Bruxelles, 02/02/2011 (Agence Europe) - Ahmed Ounaïes, nouveau ministre des Affaires étrangères dans le gouvernement intérimaire tunisien, a été reçu mercredi à Bruxelles par Catherine Ashton, chef de la diplomatie européenne. « Je lui ai redit le soutien de l'UE à la Tunisie nouvelle et exprimé le souhait d'une transition démocratique» qui consolidera l'État de droit, a-t-elle déclaré en substance. Mme Ashton s'est affirmée « impressionnée par le travail aussitôt mis en œuvre » à Tunis. Elle a réaffirmé l'engagement européen à apporter son appui à court comme à moyen et long termes, notamment pour préparer l'organisation des prochaines échéances électorales, et elle a «rendu hommage» à « l'atmosphère de réconciliation » dont l'a entretenue le ministre Ounaïes. Il a, par la suite, précisé à EUROPE, à la suite de son second entretien, avec le président du Parlement européen, Jerzy Buzek, qu'il a soumis à la Commission un état des besoins tunisiens. Ils correspondent à un « manque à gagner global de plusieurs milliards d'euros », a-t-il affirmé, mais sans en dire plus sur le détail. Clairement, il exprime l'attente que les pays « frères et amis » se mobilisent aux côtés de la Tunisie et que l'aide européenne puisse dépasser les montants actuellement définis (240 millions d'euros sur trois ans).
Au terme de son entretien avec Mme Ashton, le ministre s'est dit en tout cas « sensible à l'initiative » prise en premier par Mme Ashton de l'inviter à Bruxelles. C'est un « premier pas » qui exprime une forte solidarité et l'entretien « bref mais dense, substantiel et prometteur » qu'il a eu génère en lui de l'espoir.
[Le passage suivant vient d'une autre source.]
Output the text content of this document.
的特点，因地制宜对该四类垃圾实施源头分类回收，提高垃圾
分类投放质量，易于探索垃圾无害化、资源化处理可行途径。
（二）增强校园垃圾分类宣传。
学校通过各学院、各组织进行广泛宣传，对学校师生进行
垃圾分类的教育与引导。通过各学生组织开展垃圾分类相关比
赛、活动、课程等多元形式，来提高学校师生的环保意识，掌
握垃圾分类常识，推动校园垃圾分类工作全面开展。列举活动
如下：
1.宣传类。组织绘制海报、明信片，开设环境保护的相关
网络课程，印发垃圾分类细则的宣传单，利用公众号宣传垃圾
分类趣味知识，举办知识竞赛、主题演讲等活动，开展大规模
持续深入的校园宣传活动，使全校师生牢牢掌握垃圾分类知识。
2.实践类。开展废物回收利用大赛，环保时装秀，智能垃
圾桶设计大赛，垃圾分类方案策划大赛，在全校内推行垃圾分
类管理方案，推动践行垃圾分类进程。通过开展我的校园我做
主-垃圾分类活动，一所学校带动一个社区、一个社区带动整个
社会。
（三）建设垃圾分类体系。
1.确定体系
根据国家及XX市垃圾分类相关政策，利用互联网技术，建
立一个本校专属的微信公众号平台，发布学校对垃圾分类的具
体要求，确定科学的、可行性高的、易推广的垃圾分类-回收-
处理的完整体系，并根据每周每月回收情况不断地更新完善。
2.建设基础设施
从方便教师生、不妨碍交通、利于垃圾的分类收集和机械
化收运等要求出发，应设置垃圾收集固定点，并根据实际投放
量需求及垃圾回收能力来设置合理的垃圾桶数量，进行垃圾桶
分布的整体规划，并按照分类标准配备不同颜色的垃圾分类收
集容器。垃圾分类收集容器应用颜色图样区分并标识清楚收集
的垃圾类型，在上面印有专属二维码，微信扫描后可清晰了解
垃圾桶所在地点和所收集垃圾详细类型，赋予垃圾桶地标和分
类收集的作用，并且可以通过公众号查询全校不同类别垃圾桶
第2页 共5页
Il a décrit l'UE comme « l'interface entre notre peuple et nos principaux partenaires dans le monde ». Avec l'UE « nous nous sentons en sécurité », a-t-il ajouté, et « nous ne sommes pas surpris par la réponse positive (au souhait d'un appui) qui vient d'être exprimée par Mme Ashton ». Il a saisi l'occasion pour se livrer à un long développement sur le processus politique tunisien depuis son l'indépendance (en mars 1956) faisant de l'ère Ben Ali une « parenthèse despotique » dans l'évolution de la Tunisie axée vers la modernité. Un de ses premiers grands chantiers sera aussi la refonte de la diplomatie tunisienne qui a été mise durant 15 ans sous le boisseau répétant sa formule sur la « parenthèse despotique »,
À l'évocation de l'Égypte suite à une question, M. Ounaies a affirmé son respect pour le peuple égyptien assurant: « Nous ne sommes pas exportateurs de révolution mais importateurs de concepts démocratiques ». (F.B.)